Мнесарета покачала головой:
— Не припомню… Я бы запомнила, если бы видела его! Да перестань ты терзаться этой историей, Аврелий! — улыбнулась она, извлекая из кладовой небольшой глиняный кувшин. — Я приберегла это для тебя, надеясь, что ты вернешься в последний раз! — И она налила ему в чашу янтарной жидкости. — Прости, подсластить нечем.
— Ты, как обычно, не пьешь. Да, здоровый дух в здоровом теле. У хирурга должна быть твердая рука! — устало напомнил Аврелий.
«У нее глаза цвета косского моря», — подумал он, поднося чашу к губам.
— Нет, постой. Сначала тост. За женщину, что будет преподавать в александрийском Музее! — с горечью произнес он, поднимая чашу.
— Не можешь ведь простить, что я предпочла тебе Александрию?
— Я простил тебя, Мнесарета, но пить не стану.
— Почему? — удивленно спросила она.
— Потому что моя смерть ничего не изменит.
— Аврелий, что ты такое говоришь?
— Mnesaì aretes! «Стремись к добродетели, помни о своих добрых качествах». Мордехай так истолковал слова своей умирающей дочери. Но она пыталась произнести твое имя!
— Ты сошел с ума!
— Никогда еще я не был в таком здравом уме! Дина пришла к тебе в ночь побега. Ты ведь обещала ей помочь, не так ли? Ты завоевала ее доверие. Ты, зрелая и опытная женщина, вселяющая покой, как мать, которой она никогда не знала. Она отдалась в твои руки… и что ты с ней сделала? Одурманила опием, прежде чем пронзить ей матку? Ее должны были найти в переулке, истекающую кровью, умершую при попытке избавиться от плода прелюбодеяния. Но она, невероятным образом, сумела добраться до дома, и сразу после этого к тебе явился назойливый римлянин, который никак не хотел поверить в историю о подпольном аборте. Тогда ты решила использовать и его. Ты даже не искала Рубеллия, его искал для тебя я. И тебе принесли его сюда, как животное на бойню!
— То, что ты говоришь, — абсурд. Что бы я с этого получила?

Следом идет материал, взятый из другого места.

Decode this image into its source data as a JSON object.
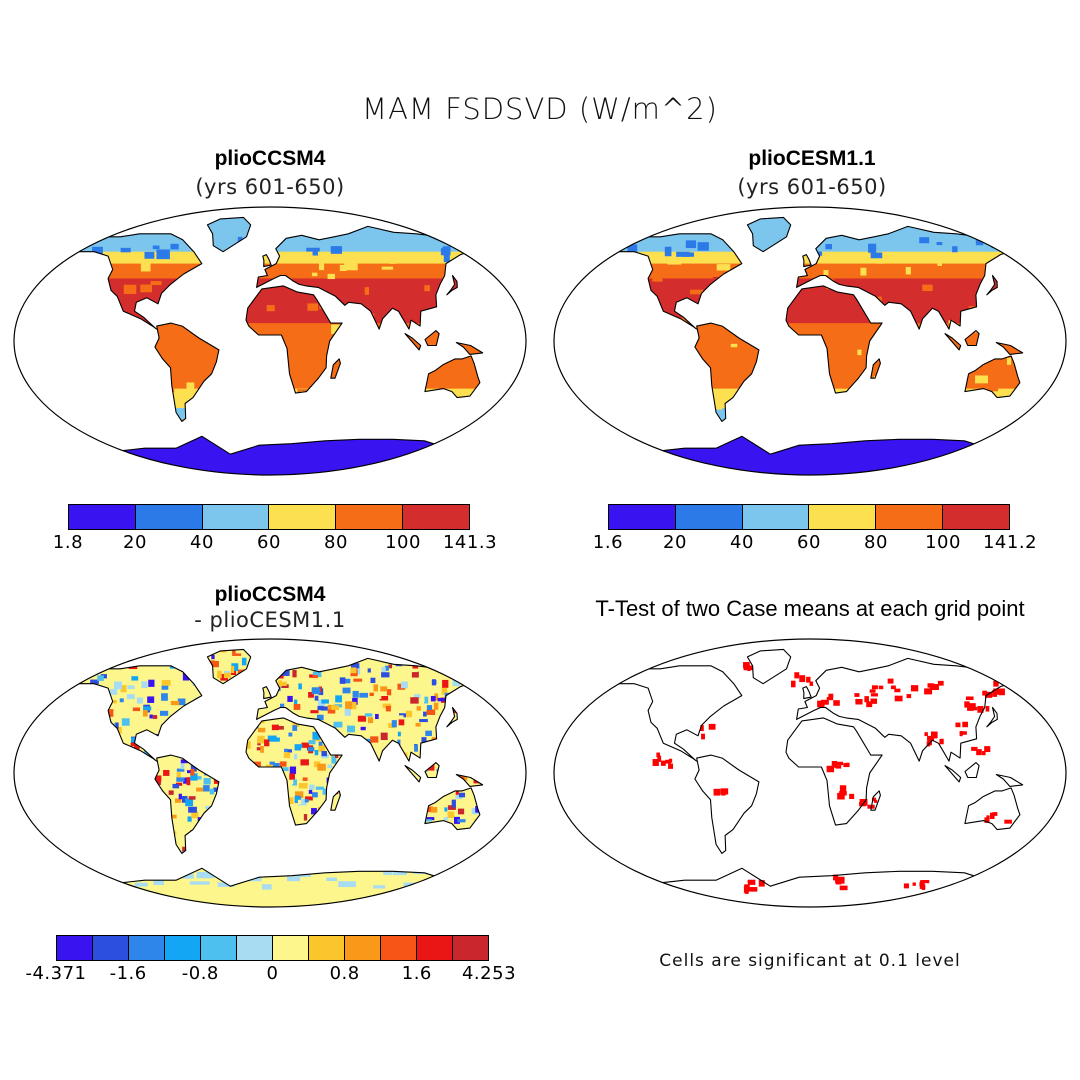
{
  "figure": {
    "title": "MAM FSDSVD (W/m^2)"
  },
  "panels": [
    {
      "id": "ccsm4",
      "title": "plioCCSM4",
      "subtitle": "(yrs 601-650)",
      "colorbar": {
        "colors": [
          "#3a14f0",
          "#2c7ae8",
          "#7cc6ee",
          "#fde050",
          "#f66d17",
          "#d32d2d"
        ],
        "labels": [
          "1.8",
          "20",
          "40",
          "60",
          "80",
          "100",
          "141.3"
        ]
      }
    },
    {
      "id": "cesm11",
      "title": "plioCESM1.1",
      "subtitle": "(yrs 601-650)",
      "colorbar": {
        "colors": [
          "#3a14f0",
          "#2c7ae8",
          "#7cc6ee",
          "#fde050",
          "#f66d17",
          "#d32d2d"
        ],
        "labels": [
          "1.6",
          "20",
          "40",
          "60",
          "80",
          "100",
          "141.2"
        ]
      }
    },
    {
      "id": "diff",
      "title": "plioCCSM4",
      "subtitle": "- plioCESM1.1",
      "colorbar": {
        "colors": [
          "#3a14f0",
          "#2c4fe0",
          "#2f86ea",
          "#13a6f5",
          "#4ec0ef",
          "#a7dcf2",
          "#fdf68c",
          "#fbc62b",
          "#f9991a",
          "#f55515",
          "#ea1515",
          "#c9262d"
        ],
        "labels": [
          "-4.371",
          "-1.6",
          "-0.8",
          "0",
          "0.8",
          "1.6",
          "4.253"
        ]
      }
    },
    {
      "id": "ttest",
      "title": "T-Test of two Case means at each grid point",
      "footnote": "Cells are significant at 0.1 level",
      "sig_color": "#ff0000"
    }
  ]
}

— Молчание. Смертельное молчание о том, что видела Дина. Не за то, что они подглядывали за утехами Мессалины, заплатили жизнью эти двое. В тот день, когда должен был состояться аборт, Дина вернулась сюда, чтобы сказать тебе, что решила оставить ребенка. Она чувствовала себя обязанной тебе, ведь ты была единственной, кто предложил ей помощь. И так она увидела Флавия, который пришел за последней, смертельной дозой яда, чтобы устранить отца. Это была цена, условленная за то, чтобы ты получила поддержку императрицы, необходимую для поступления в Музей. Дина была в амбулатории, когда вошел Флавий, вероятно, с заднего двора. Она услышала знакомый голос и из любопытства выглянула. А когда ты вернулась, она простодушно сказала тебе, что узнала друга своего возлюбленного. Тогда ты решила, что она не должна жить. Флавий собирался нанести старику последний удар, и никто не должен был связать его с тобой. И ты предложила ей помощь в побеге, посоветовала вернуться ночью, одной, и…
Мнесарета смотрела на него холодно, без страха.
— Но потом, когда дело было сделано, ты начала подозревать, что она рассказала обо всем Рубеллию, тем более что юноша исчез. А он ничего не знал. Он, как и я, верил, что Дину убили из-за того, что она видела в лупанарии. Поэтому он и прятался. Он бежал от Флавия, не от тебя. И когда я принес его к тебе без сознания, ты отравила его, здесь, у меня на глазах, той самой припаркой, которую захотела приготовить собственноручно!